CHICAGO (CBS) — Indonesia’s national airline is canceling a $4.9 billion order for Boeing 737 Max aircraft, after two deadly crashes involving the planes in five months; and Boeing is promising changes as investigations into the company ramp up.

Sources tell CBS News the Justice Department’s fraud unit subpoenaed documents, records, and data concerning the approval process for the 737 Max aircraft.

“If there is any kind of documentation that indicates that they knew there was a problem, and either didn’t resolve to the satisfaction of the FAA or didn’t reveal that, that could put them in jeopardy in terms of a possible criminal violation,” said former FBI executive David Gomez.
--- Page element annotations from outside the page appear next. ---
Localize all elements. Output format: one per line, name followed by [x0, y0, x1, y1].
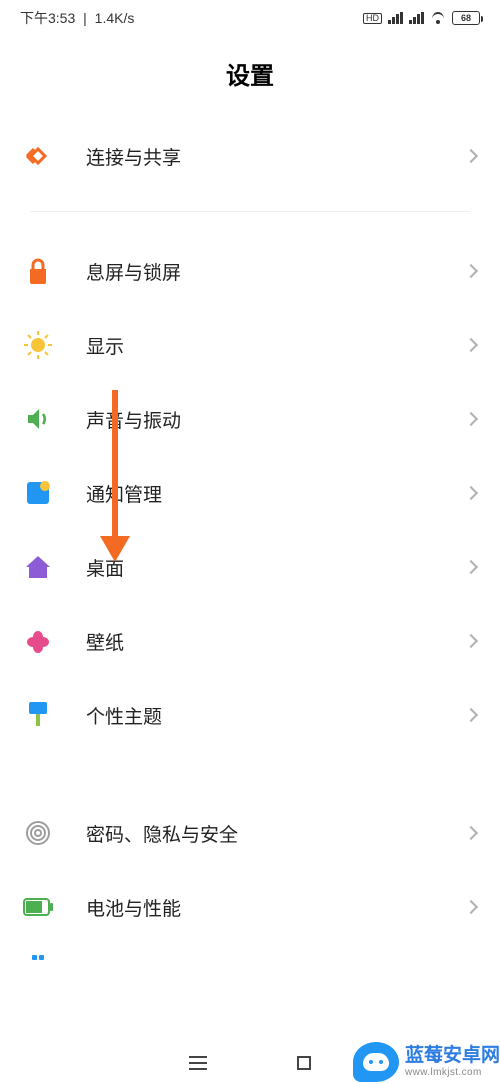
chevron-right-icon: [464, 826, 478, 840]
divider: [30, 211, 470, 212]
item-sound[interactable]: 声音与振动: [20, 382, 480, 456]
page-title: 设置: [0, 32, 500, 119]
settings-list: 连接与共享 息屏与锁屏 显示 声音与振动 通知管理 桌面: [0, 119, 500, 944]
item-label: 息屏与锁屏: [86, 258, 466, 285]
status-speed: 1.4K/s: [95, 10, 135, 26]
status-bar: 下午3:53 | 1.4K/s HD 68: [0, 0, 500, 32]
item-battery[interactable]: 电池与性能: [20, 870, 480, 944]
speaker-icon: [20, 401, 56, 437]
chevron-right-icon: [464, 900, 478, 914]
item-connection[interactable]: 连接与共享: [20, 119, 480, 193]
brush-icon: [20, 697, 56, 733]
item-label: 桌面: [86, 554, 466, 581]
chevron-right-icon: [464, 149, 478, 163]
sun-icon: [20, 327, 56, 363]
chevron-right-icon: [464, 708, 478, 722]
item-label: 显示: [86, 332, 466, 359]
nav-recents-icon[interactable]: [189, 1056, 207, 1070]
chevron-right-icon: [464, 560, 478, 574]
item-wallpaper[interactable]: 壁纸: [20, 604, 480, 678]
nav-home-icon[interactable]: [297, 1056, 311, 1070]
lock-icon: [20, 253, 56, 289]
item-label: 声音与振动: [86, 406, 466, 433]
signal-icon-2: [409, 12, 424, 24]
flower-icon: [20, 623, 56, 659]
item-notify[interactable]: 通知管理: [20, 456, 480, 530]
connection-icon: [20, 138, 56, 174]
item-desktop[interactable]: 桌面: [20, 530, 480, 604]
status-right: HD 68: [363, 11, 480, 25]
chevron-right-icon: [464, 634, 478, 648]
battery-perf-icon: [20, 889, 56, 925]
home-icon: [20, 549, 56, 585]
item-label: 连接与共享: [86, 143, 466, 170]
signal-icon: [388, 12, 403, 24]
item-label: 个性主题: [86, 702, 466, 729]
chevron-right-icon: [464, 338, 478, 352]
battery-icon: 68: [452, 11, 480, 25]
item-privacy[interactable]: 密码、隐私与安全: [20, 796, 480, 870]
watermark-title: 蓝莓安卓网: [405, 1046, 500, 1067]
notify-icon: [20, 475, 56, 511]
apps-icon: [20, 944, 56, 978]
item-display[interactable]: 显示: [20, 308, 480, 382]
item-label: 壁纸: [86, 628, 466, 655]
hd-icon: HD: [363, 13, 382, 24]
watermark-logo-icon: [353, 1042, 399, 1082]
wifi-icon: [430, 12, 446, 24]
item-label: 密码、隐私与安全: [86, 820, 466, 847]
item-apps[interactable]: [0, 944, 500, 978]
item-label: 电池与性能: [86, 894, 466, 921]
watermark: 蓝莓安卓网 www.lmkjst.com: [353, 1042, 500, 1082]
status-left: 下午3:53 | 1.4K/s: [20, 8, 134, 28]
watermark-url: www.lmkjst.com: [405, 1067, 500, 1078]
item-lockscreen[interactable]: 息屏与锁屏: [20, 234, 480, 308]
status-time: 下午3:53: [20, 8, 75, 28]
chevron-right-icon: [464, 486, 478, 500]
chevron-right-icon: [464, 412, 478, 426]
item-label: 通知管理: [86, 480, 466, 507]
chevron-right-icon: [464, 264, 478, 278]
fingerprint-icon: [20, 815, 56, 851]
item-theme[interactable]: 个性主题: [20, 678, 480, 752]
PT Garuda Indoesia had ordered 50 Max 8 jets in 2014, and received the first plane from the order last year, but is requesting to cancel the order, citing a loss of confidence.

“Passengers always ask what type of plane they will fly as they have lost trust and confidence in the Max 8 jet,” Garuda spokesman Ikhsan Rosan told The Associated Press, “This would harm our business.”

Garuda is the first airline to announce a cancellation of 737 Max planes since the new model jets were grounded over fatal crashes in Ethiopia and Indonesia.

Garuda joined other airlines worldwide in grounding its one Max 8 jet after the crash of an Ethiopian Airlines flight this month which killed all 157 people aboard. It came less than five months after 189 people died in the Oct. 29 crash of another Max 8, operated by Indonesian private carrier Lion Air.

Rosan said that Garuda plans to meet with Boeing representatives next week in Jakarta to discuss details of cancelling the order.

“We don’t want to use Max jets … but maybe will consider switching it with another Boeing model of plane,” Rosan said. He said Indonesian passengers are afraid to take flights using any Max model, whether it’s the 8, 9 or 10 series.

The Ethiopian Airlines crash earlier this month and the Lion Air disaster off Indonesia in October killed 346 people combined. Both planes crashed minutes after takeoff.

Preliminary flight data indicates the jets struggled to gain altitude, and published reports reveal a safety assessment Boeing gave the FAA appeared to downplay the operation of the planes’ anti-stall systems. In the Lion Air flight, it’s believed the anti-stall system repeatedly pushed the plane’s nose down before the crash.

Boeing said it will add a warning system that alerts pilots to a sensor failure on the 737 Max. It had been offered as an $80,000 option, but it appears neither plane that crashed was equipped with the warning system.

“Most likely it was a connection between technology that may be new, and training that might not have been ready yet either, and crew procedures and airline procedures that also might have been a mistake” said aviation analyst Richard Aboulafia.

Ethiopian Airlines is defending its pilots after the New York Times reported they weren’t properly trained on the 737 Max aircraft. The airline said its pilots went through all the training required by Boeing and the FAA to fly the Max 8.